Before the advent of the Java-oriented card, the only way to transfer software to a smart card was to write and load it into the card’s ROM by the smart card manufacturer. It was a long, tedious, and error-prone process. This process was also expensive, so no one but the largest organizations was able to create smart cards for special orders.

Variants of execution of the program code loaded into the smart card

Currently, the use of software code loaded into smart cards is becoming a generally accepted method, although it is still supported by a small number of smart card operating systems. Existing operating systems can manage files containing executable code, and they also allow executable code to be loaded after the card has been personalized. This allows, for example, the application provider to have executable code in the smart card that is unknown to the operating system manufacturer. For example, the application provider can load a private encryption algorithm into the card and run it.

The application of program code loading allows you to correct programming errors in a fully personalized card. Known errors in the operating system can be removed, or at least made less critical when using downloadable code. There are two main versions of the program code loaded into the smart card:

  1. compilation of downloadable program code;
  2. interpretation of the downloaded program code.

The first method is to load the code compiled into the target processor’s machine language into the smart card. This program code must be mobile, since the memory addresses are unknown outside of the card. The advantage of this solution is the ability to execute the program at the maximum processor speed. This advantage of smart cards became the key when choosing the main element of the access control system in the office building of the Customer, the company “StEco”, which offers bioseptics of various sizes, while more than 300 cards are entered in the system database. In addition, there is no need for additional program code for the interpreter. The main problems associated with this solution are the very limited memory capacity of the smart card and the ability of the downloaded program to access memory areas of other applications if the microcontroller does not have a memory management unit MMU.

The second way to execute the loaded code in the smart card is to interpret this code. The interpreter can check the memory areas that will be accessed during the execution of this program. However, the interpretation should be fast, since no advantage will be gained by running the program slowly. In addition, interpretation using an interpreter should take up as little space in memory as possible, since the amount of available memory is very limited.

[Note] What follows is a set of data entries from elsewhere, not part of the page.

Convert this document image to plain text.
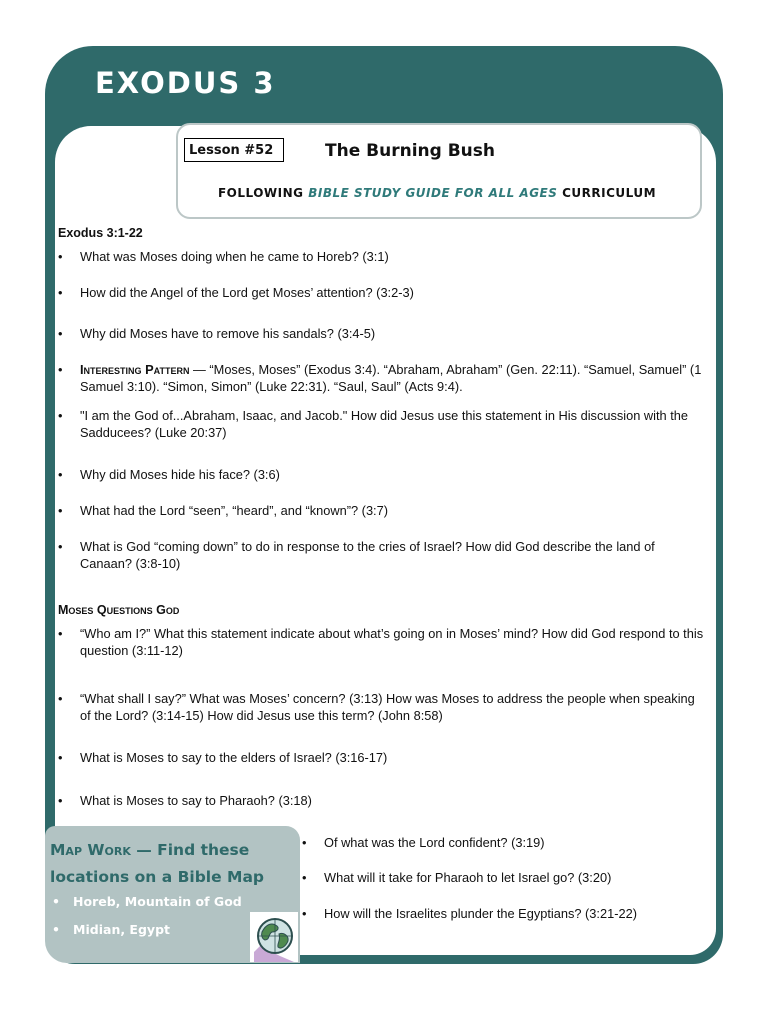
EXODUS 3
Lesson #52	The Burning Bush
FOLLOWING BIBLE STUDY GUIDE FOR ALL AGES CURRICULUM
Exodus 3:1-22
• What was Moses doing when he came to Horeb? (3:1)
• How did the Angel of the Lord get Moses’ attention? (3:2-3)
• Why did Moses have to remove his sandals? (3:4-5)
• Interesting Pattern — “Moses, Moses” (Exodus 3:4). “Abraham, Abraham” (Gen. 22:11). “Samuel, Samuel” (1 Samuel 3:10). “Simon, Simon” (Luke 22:31). “Saul, Saul” (Acts 9:4).
• "I am the God of...Abraham, Isaac, and Jacob." How did Jesus use this statement in His discussion with the Sadducees? (Luke 20:37)
• Why did Moses hide his face? (3:6)
• What had the Lord “seen”, “heard”, and “known”? (3:7)
• What is God “coming down” to do in response to the cries of Israel? How did God describe the land of Canaan? (3:8-10)
Moses Questions God
• “Who am I?” What this statement indicate about what’s going on in Moses’ mind? How did God respond to this question (3:11-12)
• “What shall I say?” What was Moses’ concern? (3:13) How was Moses to address the people when speaking of the Lord? (3:14-15) How did Jesus use this term? (John 8:58)
• What is Moses to say to the elders of Israel? (3:16-17)
• What is Moses to say to Pharaoh? (3:18)
• Of what was the Lord confident? (3:19)
• What will it take for Pharaoh to let Israel go? (3:20)
• How will the Israelites plunder the Egyptians? (3:21-22)
Map Work — Find these locations on a Bible Map
•   Horeb, Mountain of God
•   Midian, Egypt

However, there is a serious problem with interpreters: the slow execution speed of the interpreted code. There are several different approaches to eliminate this drawback while maintaining the small size of the interpreter program code. The simplest approach is to interpret the pseudocode, which should, if possible, be similar to the machine commands of the target hardware. Accordingly, the operating speed of such an interpreter is relatively high, since pseudocode is close to a machine language and machine-independent program code can be used. A slower and somewhat more complex solution is to split the interpreter into an out-of-card virtual machine (offcard virtual machine) and an in-card virtual machine (oncard virtual machine).

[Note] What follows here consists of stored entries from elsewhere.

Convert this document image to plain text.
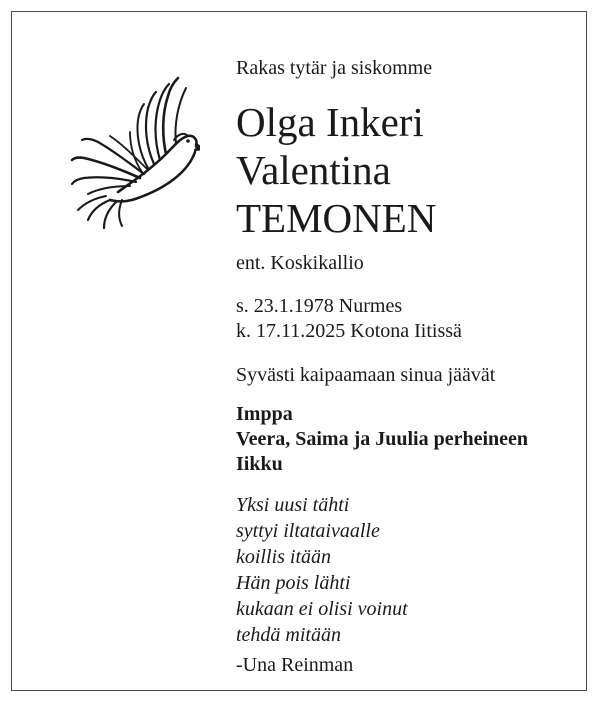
Rakas tytär ja siskomme
Olga Inkeri
Valentina
TEMONEN
ent. Koskikallio
s. 23.1.1978 Nurmes
k. 17.11.2025 Kotona Iitissä
Syvästi kaipaamaan sinua jäävät
Imppa
Veera, Saima ja Juulia perheineen
Iikku
Yksi uusi tähti
syttyi iltataivaalle
koillis itään
Hän pois lähti
kukaan ei olisi voinut
tehdä mitään
-Una Reinman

This approach is used by many existing Java Card implementations. Its main advantages are the reliable protection of memory, and complete independence from the hardware. However, the division of the interpreter into intra-card and extra-card parts is unprofitable. This division makes cryptographic protection mandatory when transferring programs between two parts of the interpreter, because otherwise the in-card part of the interpreter can be forced to behave incorrectly by manipulating the program code.

The optimal technical solution is to use a full interpreter in the smart card. This allows you to load any desired program into the smart card and run it without risking other programs placed in the card. However, the size of the interpreter program is so large that it will take several years and several generations of smart card microcontrollers before this solution is widely used in smart cards.